4. And if the countersignature signature needs to be added into the trusted time, obtaining the trusted time from the trusted time source, and adding the trusted time attribute into the countersignature data format.

5. And (3) using the original signature value as the original text of the attached signature (the signature value in the Signed data in the Signatures data structure is the original text), carrying out hash operation on the original text, and setting the calculated hash value into the credible attribute.

6. The trusted attribute data is signed using the countersignature certificate private key as the original text.

7. The countersignature signature is added to the ID-VALUE pair (ID can be any ID other than 0x7109871a and 0xf05368c0 and 0x3ba06f8 c) in the additional attributes of the native signature.

8. If there is also an issuer in the native signature, jump to step 2 if there is one.

9. And finishing the signature.

More specifically, the third party countersignature verification flow based on the V2 or V3 signature mechanism as shown in fig. 7:

1. and reading an android application software native Signature Block (APK Signature Block), and acquiring V2 version Signature data from ID0x 7109871a or acquiring Signature data from ID0xf05368c 0.

2. The data structure of each issuer is read separately.

3. The data structure of each countersignature signature is read out separately.

4. A countersignature signed digital certificate is obtained from the countersignature signature data structure.

5. If online verification of certificate status is required, verification is performed by the trusted certificate service.

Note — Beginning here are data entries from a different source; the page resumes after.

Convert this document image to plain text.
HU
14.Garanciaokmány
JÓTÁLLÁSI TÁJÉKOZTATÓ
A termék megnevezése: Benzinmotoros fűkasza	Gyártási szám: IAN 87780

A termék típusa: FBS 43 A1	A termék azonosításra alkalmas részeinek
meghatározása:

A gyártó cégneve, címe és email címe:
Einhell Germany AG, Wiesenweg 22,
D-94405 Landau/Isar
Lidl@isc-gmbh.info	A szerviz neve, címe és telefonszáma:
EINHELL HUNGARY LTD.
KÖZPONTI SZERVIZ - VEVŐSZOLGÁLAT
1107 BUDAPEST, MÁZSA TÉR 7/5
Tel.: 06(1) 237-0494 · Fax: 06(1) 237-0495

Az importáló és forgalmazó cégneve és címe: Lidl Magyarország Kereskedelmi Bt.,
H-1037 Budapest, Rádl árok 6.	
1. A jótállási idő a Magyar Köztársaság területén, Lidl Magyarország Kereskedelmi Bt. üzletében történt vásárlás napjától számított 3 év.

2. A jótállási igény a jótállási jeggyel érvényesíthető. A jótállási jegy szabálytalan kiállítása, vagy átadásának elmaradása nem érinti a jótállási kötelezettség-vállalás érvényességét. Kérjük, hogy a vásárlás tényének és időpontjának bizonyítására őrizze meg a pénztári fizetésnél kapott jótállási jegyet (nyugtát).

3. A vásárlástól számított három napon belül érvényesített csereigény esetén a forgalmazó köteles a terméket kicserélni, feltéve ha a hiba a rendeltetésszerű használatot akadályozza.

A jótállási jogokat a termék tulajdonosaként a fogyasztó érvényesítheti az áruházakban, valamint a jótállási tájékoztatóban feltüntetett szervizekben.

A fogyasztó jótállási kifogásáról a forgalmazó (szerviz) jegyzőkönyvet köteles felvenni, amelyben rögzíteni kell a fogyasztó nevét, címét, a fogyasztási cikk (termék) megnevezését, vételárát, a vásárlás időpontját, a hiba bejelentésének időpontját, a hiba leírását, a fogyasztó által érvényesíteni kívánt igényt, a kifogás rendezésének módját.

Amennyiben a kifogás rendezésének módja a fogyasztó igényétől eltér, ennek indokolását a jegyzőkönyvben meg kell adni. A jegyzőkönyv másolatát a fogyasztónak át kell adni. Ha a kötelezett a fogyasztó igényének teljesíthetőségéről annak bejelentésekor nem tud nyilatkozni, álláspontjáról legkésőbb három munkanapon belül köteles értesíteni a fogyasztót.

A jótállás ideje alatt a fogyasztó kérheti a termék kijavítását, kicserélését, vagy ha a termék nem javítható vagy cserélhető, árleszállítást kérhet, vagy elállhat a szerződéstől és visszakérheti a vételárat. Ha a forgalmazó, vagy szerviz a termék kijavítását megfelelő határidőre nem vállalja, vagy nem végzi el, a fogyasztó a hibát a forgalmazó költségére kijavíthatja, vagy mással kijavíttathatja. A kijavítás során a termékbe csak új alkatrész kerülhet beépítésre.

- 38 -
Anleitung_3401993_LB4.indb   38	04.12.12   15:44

6. If not, the certificate validity is verified locally, the certificate chain is verified, and the black and white list is verified.

7. And whether the countersignature has the hash attribute or not, and if not, the verification fails.

8. And acquiring a hash attribute, hashing the original signature, comparing the calculated hash value with the hash value in the hash attribute, and if the calculated hash value is different from the hash value in the hash attribute, failing to verify.

9. And taking the credible attribute data in the countersignature as an original text, verifying the countersignature value by using the countersignature certificate, and failing verification if the verification fails.

10. If there are countersignature signatures, jump to step 3.

11. Jump 2 if there is also a native signature.

12. And the verification is successful.

The above embodiments are only for illustrating the technical idea of the present invention, and the protection scope of the present invention is not limited thereby, and any modification made on the basis of the technical scheme according to the technical idea of the present invention falls within the protection scope of the present invention.